D. Une « apparence de défaut » dans les rapports avec le destinataire

« Excusez cette apparence de défaut dans nos rapports. Je ne saurai jamais m’expliquer » : il me faut citer de nouveau cette adresse liminaire des Douze petits écrits – qui au-delà de Paulhan s’adresse à l’ensemble des destinataires potentiels – car elle caractérise de manière significative les ambiguïtés de la relation de Ponge à son public. Elle signale l’importance du destinataire, en lui donnant une place privilégiée, et simultanément le maintient à distance. De ce « je ne saurai jamais m’expliquer » initial, Jean-Marie Gleize donne le commentaire suivant :

‘C’est bien pourquoi il y a littérature. Le lecteur est, sera, pour Francis Ponge, toujours là, à portée de voix, proche.

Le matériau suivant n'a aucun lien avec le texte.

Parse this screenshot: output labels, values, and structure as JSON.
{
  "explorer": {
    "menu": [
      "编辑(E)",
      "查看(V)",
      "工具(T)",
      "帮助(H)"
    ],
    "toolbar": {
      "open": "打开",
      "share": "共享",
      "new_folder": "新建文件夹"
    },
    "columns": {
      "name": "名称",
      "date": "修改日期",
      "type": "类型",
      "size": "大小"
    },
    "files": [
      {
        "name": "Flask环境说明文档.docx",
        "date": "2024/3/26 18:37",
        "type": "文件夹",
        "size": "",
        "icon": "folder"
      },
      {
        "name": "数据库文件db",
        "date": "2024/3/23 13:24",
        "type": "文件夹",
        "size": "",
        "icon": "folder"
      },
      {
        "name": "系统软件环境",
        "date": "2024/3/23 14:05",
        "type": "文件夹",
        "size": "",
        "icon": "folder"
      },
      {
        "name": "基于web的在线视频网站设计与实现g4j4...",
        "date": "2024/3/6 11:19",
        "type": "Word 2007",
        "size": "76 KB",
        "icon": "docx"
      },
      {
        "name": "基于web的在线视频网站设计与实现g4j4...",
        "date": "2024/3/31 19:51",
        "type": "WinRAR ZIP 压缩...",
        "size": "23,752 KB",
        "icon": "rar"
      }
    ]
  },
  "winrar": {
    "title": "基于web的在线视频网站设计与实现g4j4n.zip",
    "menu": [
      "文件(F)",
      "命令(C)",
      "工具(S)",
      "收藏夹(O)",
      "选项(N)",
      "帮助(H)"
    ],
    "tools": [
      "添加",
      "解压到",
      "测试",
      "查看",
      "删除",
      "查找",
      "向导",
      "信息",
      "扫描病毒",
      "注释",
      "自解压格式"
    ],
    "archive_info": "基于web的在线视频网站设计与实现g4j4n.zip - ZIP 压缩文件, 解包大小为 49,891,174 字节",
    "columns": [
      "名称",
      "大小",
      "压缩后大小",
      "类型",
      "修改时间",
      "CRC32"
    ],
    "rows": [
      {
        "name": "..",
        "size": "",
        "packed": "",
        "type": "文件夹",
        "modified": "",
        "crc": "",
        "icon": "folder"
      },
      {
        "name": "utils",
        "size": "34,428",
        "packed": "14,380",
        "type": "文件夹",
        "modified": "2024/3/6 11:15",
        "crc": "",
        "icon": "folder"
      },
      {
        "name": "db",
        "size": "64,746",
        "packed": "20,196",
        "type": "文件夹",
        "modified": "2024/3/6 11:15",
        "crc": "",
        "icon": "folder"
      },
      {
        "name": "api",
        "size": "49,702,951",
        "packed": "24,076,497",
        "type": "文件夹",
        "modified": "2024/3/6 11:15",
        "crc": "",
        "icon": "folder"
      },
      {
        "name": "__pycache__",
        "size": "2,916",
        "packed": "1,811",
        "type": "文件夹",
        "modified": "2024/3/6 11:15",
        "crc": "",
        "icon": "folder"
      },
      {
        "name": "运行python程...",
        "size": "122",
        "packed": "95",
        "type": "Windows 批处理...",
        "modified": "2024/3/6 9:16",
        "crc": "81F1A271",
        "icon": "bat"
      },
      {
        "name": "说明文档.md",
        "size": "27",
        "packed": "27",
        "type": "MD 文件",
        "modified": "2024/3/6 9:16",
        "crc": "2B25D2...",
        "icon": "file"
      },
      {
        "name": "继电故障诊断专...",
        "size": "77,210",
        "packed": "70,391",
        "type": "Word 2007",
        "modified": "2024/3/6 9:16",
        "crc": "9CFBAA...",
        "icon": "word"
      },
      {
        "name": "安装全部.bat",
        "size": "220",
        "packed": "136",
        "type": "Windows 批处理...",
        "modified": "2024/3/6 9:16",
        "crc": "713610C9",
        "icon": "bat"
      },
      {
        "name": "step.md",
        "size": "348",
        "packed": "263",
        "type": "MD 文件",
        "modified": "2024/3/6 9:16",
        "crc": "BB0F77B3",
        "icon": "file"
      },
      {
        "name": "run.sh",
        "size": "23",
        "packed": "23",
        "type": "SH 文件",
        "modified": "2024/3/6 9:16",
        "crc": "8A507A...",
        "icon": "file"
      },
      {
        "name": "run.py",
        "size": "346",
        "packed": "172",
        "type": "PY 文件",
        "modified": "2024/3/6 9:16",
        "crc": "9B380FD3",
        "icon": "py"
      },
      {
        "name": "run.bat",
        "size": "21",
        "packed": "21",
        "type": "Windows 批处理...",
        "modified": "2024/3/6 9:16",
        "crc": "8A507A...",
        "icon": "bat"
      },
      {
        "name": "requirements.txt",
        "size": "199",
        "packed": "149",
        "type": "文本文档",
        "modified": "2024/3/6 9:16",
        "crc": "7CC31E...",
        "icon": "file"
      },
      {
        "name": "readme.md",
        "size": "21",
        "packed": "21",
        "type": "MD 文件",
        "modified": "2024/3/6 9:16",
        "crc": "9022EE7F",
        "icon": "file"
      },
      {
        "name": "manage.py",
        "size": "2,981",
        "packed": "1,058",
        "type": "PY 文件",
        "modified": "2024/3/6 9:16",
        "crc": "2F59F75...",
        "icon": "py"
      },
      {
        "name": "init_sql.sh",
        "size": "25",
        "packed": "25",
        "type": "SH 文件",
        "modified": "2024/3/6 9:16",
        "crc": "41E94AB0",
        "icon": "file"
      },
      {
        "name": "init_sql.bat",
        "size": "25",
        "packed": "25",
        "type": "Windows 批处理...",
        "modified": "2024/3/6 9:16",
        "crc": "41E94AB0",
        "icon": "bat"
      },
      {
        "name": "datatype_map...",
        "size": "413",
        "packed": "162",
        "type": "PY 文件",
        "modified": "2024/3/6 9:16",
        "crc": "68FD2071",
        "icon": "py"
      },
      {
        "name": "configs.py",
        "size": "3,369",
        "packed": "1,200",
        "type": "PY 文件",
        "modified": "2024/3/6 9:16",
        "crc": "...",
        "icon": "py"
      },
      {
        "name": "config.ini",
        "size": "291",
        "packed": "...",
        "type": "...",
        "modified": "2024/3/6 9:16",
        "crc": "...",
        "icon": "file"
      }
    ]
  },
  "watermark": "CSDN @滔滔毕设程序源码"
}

Mais aussi toujours loin, absent, séparé de celui qui parle par le défaut des langues, et l’immense embarras de la communication127.’

Dans les années vingt cette relation se joue dans le cadre d’un rapport de forces, dont les deux pôles sont d’une part la revendication du rôle de bouffon et d’autre part, paradoxalement, l’aspiration à s’imposer.

Notes
127.

J.M. Gleize, Francis Ponge, op. cit. p. 34.